Following several BJP governed states, the Haryana cabinet today approved a law against illegal religious conversions. Referred to as a law against so-called "love jihad" by the state home minister, it aims to stop conversions through force, threat, coercion, fraud, allurement, misrepresentation, and by marriage or for marriage. The Bill will now be tabled before the Vidhan Sabha.
The Haryana government had put together a three-member team to draft the law soon after the Uttar Pradesh government had cleared a draft ordinance against conversion through force or fraudulent means two years ago.
Chief Minister Manohar Lal Khattar, in a video posted on his official Twitter account, said that The Haryana Prevention of Unlawful Conversion of Religious Bill, 2022 has been approved to stop illegal and forced religious conversion.
The "Statements of Objectives and Reasons" of the draft Bill says, "In recent past several instances came to the notice that with an agenda to increase strength of their own religion by getting people from other religions converted, people marry persons of other religion by either misrepresentation or concealment of their own religion and after getting married they force such other person to convert to their own religion."
It further states that there have been "umpteen cases" of religious conversions in the state and there's a presence of "pseudo-social organisations with a hidden agenda" to convert the vulnerable sections of other religions.
According to the draft Bill, anyone who wishes to convert from one religion to another will be required to submit a declaration that the conversion was not by misrepresentation, use of force, under threat, undue influence, coercion, allurement or by any fraudulent means or by marriage or for marriage.
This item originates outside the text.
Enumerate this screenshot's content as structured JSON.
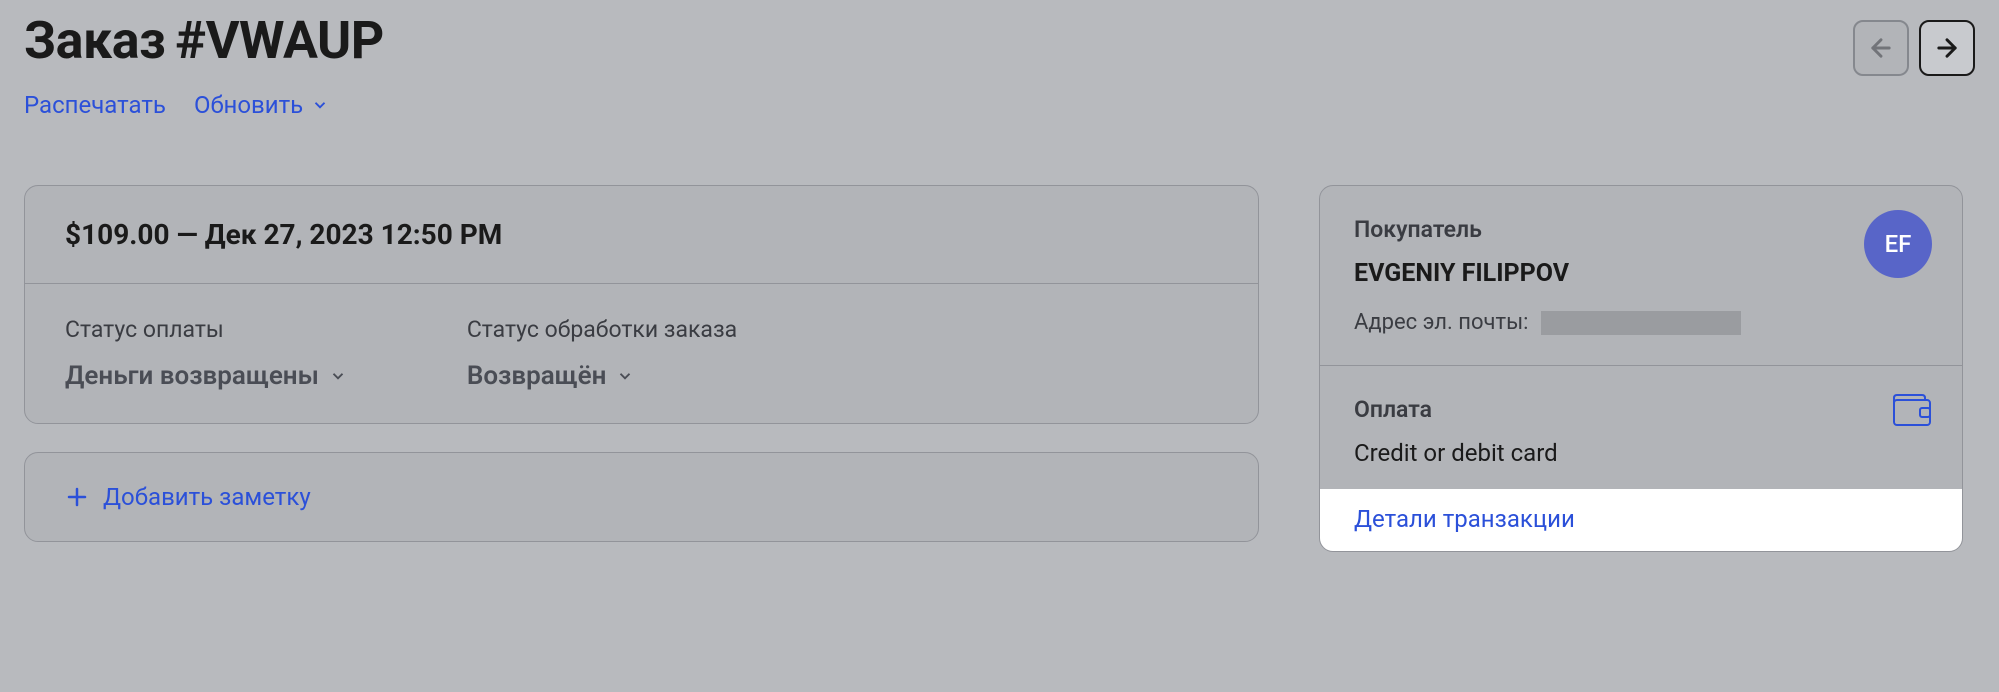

It also empowers the relevant authority to make an inquiry in such cases.
The Bill also provides for declaring marriages that were solemnised by concealment of religion null and void.
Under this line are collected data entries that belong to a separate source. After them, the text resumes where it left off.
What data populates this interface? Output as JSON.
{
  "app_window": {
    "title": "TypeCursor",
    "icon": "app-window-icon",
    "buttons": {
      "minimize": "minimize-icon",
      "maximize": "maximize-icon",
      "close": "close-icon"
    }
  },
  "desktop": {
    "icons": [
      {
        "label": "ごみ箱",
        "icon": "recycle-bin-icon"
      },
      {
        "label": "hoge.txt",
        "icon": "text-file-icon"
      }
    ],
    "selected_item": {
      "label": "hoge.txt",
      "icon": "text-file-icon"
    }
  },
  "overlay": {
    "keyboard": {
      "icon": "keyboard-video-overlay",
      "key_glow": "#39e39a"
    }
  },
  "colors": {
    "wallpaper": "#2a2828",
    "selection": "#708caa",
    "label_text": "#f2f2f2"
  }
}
The draft also mentions that the burden of proof lies on the accused. "Provide that the burden of proof as to whether a conversion was not affected through misrepresentation, use of force, under threat, undue influence, coercion, allurement or by any fraudulent means or by marriage or for marriage for the purpose of carrying out conversion lies on the accused," it says.
The BJP's key ally in Haryana and Deputy Chief Minister Dushyant Chautala had earlier said that he was not entirely on board with the law. In an interview with NDTV, he had said that he did not agree with the term "love jihad", used by the rightwing to describe what they call a ruse by Muslim men to reel in Hindu women and force them to convert.
"I don't agree with this term called 'love jihad'. We will get a law specifically for checking forceful religious conversion and we will support it. If anybody converts willingly or marries a partner of another faith, then there is no bar," Mr Chautala had told NDTV.